Ketiga: Ketaatan yang nyata kepada suami dan bergaul dengan baik
Sesungguhnya
hak suami atas istrinya itu besar. Rasulullah shallallahu ‘alaihi wasallam
bersabda:
لَوْ كُنْتُ آمِرَا أَحَدًا أَنْ يَسْجُدَ لأَحَدٍ لأَمَرْتُ الْمَرْأَةَ
أَنْ تَسْجُدَ لِزَوْجِهَا
“Seandainya
aku boleh memerintahkan seseorang untuk sujud kepada orang lain niscaya aku
perintahkan istri untuk sujud kepada suaminya.”6
Hak
suami yang pertama adalah ditaati dalam perkara yang bukan maksiat kepada Allah
dan baik dalam bergaul dengannya serta tidak mendurhakainya. Bersabda
Rasulullah shallallahu ‘alaihi wasallam:
إِثْنَانِ لا تُجَاوِزُ صَلاتُهُمَا رُؤُوْسُهُمَا: عَبْدٌ
آبَق مِنْ مَوَالِيْهِ حَتَّى يَرْجِعَ وَامْرَأَةٌ عَصَتْ زَوْجَهَا حَتَّى
تَرْجِعَ
“Dua
golongan yang shalatnya tidak akan melewati kepalanya, yaitu budak yang lari
dari tuannya hingga ia kembali dan istri yang durhaka kepada suaminya hingga ia
kembali.”7
Karena
itulah Aisyah Ummul Mukminin berkata dalam memberi nasehat kepada para wanita:
“Wahai sekalian wanita, seandainya kalian mengetahui hak suami-suami kalian
atas diri kalian niscaya akan ada seorang wanita di antara kalian yang mengusap
debu dari kedua kaki suaminya dengan pipinya.”8
Engkau
termasuk sebaik-baik wanita!!
Dengan
ketaatanmu kepada suamimu dan baiknya pergaulanmu terhadapnya, engkau akan
menjadi sebaik-baik wanita, dengan izin Allah.
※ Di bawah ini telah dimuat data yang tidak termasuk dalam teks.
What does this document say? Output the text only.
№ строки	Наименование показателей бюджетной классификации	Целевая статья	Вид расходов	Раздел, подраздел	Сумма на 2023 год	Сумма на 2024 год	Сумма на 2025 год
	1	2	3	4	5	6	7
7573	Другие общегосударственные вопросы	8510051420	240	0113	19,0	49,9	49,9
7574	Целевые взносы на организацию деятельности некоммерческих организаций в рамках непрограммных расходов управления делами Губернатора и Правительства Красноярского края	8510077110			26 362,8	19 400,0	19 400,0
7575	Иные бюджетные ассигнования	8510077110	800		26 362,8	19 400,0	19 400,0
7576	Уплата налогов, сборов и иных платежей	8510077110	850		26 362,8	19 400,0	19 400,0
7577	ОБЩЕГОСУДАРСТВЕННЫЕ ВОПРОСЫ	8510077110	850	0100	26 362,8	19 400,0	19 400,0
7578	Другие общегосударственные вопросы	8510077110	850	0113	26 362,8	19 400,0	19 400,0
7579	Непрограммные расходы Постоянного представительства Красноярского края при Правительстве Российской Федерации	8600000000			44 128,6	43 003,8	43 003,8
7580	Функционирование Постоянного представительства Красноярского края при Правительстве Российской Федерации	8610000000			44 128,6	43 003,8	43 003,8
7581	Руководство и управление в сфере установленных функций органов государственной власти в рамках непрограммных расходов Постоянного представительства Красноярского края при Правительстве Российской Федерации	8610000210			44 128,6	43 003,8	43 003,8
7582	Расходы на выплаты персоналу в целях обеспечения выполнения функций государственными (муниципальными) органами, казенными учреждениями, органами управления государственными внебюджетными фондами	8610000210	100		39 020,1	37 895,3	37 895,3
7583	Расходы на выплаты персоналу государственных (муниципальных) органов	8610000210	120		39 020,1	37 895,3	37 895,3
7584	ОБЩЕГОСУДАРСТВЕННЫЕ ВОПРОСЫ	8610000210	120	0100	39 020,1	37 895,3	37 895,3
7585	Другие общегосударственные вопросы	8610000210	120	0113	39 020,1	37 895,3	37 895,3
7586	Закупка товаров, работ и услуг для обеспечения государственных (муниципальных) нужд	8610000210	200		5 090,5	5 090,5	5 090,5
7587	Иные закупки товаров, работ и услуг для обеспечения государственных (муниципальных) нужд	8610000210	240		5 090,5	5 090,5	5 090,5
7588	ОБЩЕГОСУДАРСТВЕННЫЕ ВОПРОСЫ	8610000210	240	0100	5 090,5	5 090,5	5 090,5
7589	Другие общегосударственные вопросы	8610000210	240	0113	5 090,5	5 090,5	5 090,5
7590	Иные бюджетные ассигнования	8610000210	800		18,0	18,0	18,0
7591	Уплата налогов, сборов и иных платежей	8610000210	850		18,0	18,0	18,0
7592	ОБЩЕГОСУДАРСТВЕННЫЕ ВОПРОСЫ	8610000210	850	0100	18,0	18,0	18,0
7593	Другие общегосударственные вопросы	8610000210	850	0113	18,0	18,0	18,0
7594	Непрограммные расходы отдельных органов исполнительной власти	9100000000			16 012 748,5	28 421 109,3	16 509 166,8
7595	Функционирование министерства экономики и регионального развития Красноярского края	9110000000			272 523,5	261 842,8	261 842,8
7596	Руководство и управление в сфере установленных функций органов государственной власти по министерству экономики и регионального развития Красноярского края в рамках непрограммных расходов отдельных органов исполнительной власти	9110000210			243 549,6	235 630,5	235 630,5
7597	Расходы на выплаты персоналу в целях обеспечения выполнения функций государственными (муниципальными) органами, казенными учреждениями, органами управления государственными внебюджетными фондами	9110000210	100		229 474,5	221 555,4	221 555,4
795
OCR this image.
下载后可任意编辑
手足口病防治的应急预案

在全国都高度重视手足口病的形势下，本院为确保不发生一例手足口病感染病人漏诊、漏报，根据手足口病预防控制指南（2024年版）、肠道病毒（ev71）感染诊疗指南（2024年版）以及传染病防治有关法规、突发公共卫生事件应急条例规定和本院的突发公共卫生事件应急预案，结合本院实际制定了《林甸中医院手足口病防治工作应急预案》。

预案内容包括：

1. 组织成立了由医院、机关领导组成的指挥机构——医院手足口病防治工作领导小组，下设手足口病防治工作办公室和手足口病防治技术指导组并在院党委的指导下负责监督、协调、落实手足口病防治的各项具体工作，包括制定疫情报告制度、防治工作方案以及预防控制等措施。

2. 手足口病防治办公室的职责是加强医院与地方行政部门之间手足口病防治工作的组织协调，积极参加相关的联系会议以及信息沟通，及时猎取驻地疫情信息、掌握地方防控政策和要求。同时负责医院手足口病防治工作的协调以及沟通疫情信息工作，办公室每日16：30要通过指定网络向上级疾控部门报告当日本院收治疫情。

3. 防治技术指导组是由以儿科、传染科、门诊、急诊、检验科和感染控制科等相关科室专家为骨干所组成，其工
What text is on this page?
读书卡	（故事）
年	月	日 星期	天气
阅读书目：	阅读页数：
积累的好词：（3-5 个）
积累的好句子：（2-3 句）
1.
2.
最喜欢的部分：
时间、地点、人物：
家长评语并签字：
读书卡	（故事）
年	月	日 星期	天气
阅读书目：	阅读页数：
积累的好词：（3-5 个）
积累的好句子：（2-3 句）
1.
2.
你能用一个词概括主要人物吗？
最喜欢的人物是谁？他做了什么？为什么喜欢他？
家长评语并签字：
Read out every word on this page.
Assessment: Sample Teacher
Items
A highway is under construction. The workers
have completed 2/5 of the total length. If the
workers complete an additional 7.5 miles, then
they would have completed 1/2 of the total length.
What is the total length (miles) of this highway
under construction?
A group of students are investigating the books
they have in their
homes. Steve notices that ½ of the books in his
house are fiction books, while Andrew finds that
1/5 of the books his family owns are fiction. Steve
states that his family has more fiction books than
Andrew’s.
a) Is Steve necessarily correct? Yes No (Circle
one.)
Pernah ada yang bertanya kepada
Rasulullah shallallahu ‘alaihi wasallam: “Wanita bagaimanakah yang
terbaik?” Beliau menjawab:
اَلَّتِى تَسِرُّهُ إِذَا نَظَرَ، وَتُطِيْعُهُ إِذَا أَمَرَ،
وَلا تُخَالِفُهُ فِيْ نَفْسِهَا وَلا مَالِهَا بِمَا يَكْرَهُ
“Yang
menyenangkan suami ketika dipandang, taat kepada suami jika diperintah dan ia
tidak menyalahi pada dirinya dan hartanya dengan yang tidak disukai suaminya.” (Isnadnya hasan)
Ketahuilah,
engkau termasuk penduduk surga dengan izin Allah, jika engkau bertakwa kepada
Allah dan taat kepada suamimu, berdasarkan sabda Rasulullah shallallahu
‘alaihi wasallam:
اَلْمَرْأَةُ إِذَا صَلَّتْ خَمْسَهَا وَصَامَتْ شَهْرَهَا
وَأَحْصَنَتْ فَرْجَهَا، وَأَطَاعَتْ زَوْجَهَا، فَلْتَدْخُلُ مِنْ أَيِّ
أَبْوَابِ الْجَنَّةِ شَاءَتْ
“Bila
seorang wanita shalat lima waktu, puasa pada bulan Ramadlan, menjaga
kemaluannya dan taat kepada suaminya, ia akan masuk surga dari pintu mana saja
yang ia inginkan.”9
Keempat: Bersikap qana’ah (merasa cukup)
Kami
menginginkan wanita muslimah ridla dengan apa yang diberikan (suami) untuknya
baik itu sedikit ataupun banyak. Maka janganlah ia menuntut di luar kesanggupan
suaminya atau meminta sesuatu yang tidak perlu. Dalam riwayat disebutkan
“Wanita yang paling besar barakahnya.” Wahai siapa gerangan wanita itu?! Apakah
dia yang menghambur-hamburkan harta menuruti selera syahwatnya dan
mengenyangkan keinginannya? Ataukah dia yang biasa mengenakan pakaian termahal
walau suaminya harus berhutang kepada teman-temannya untuk membayar harganya?!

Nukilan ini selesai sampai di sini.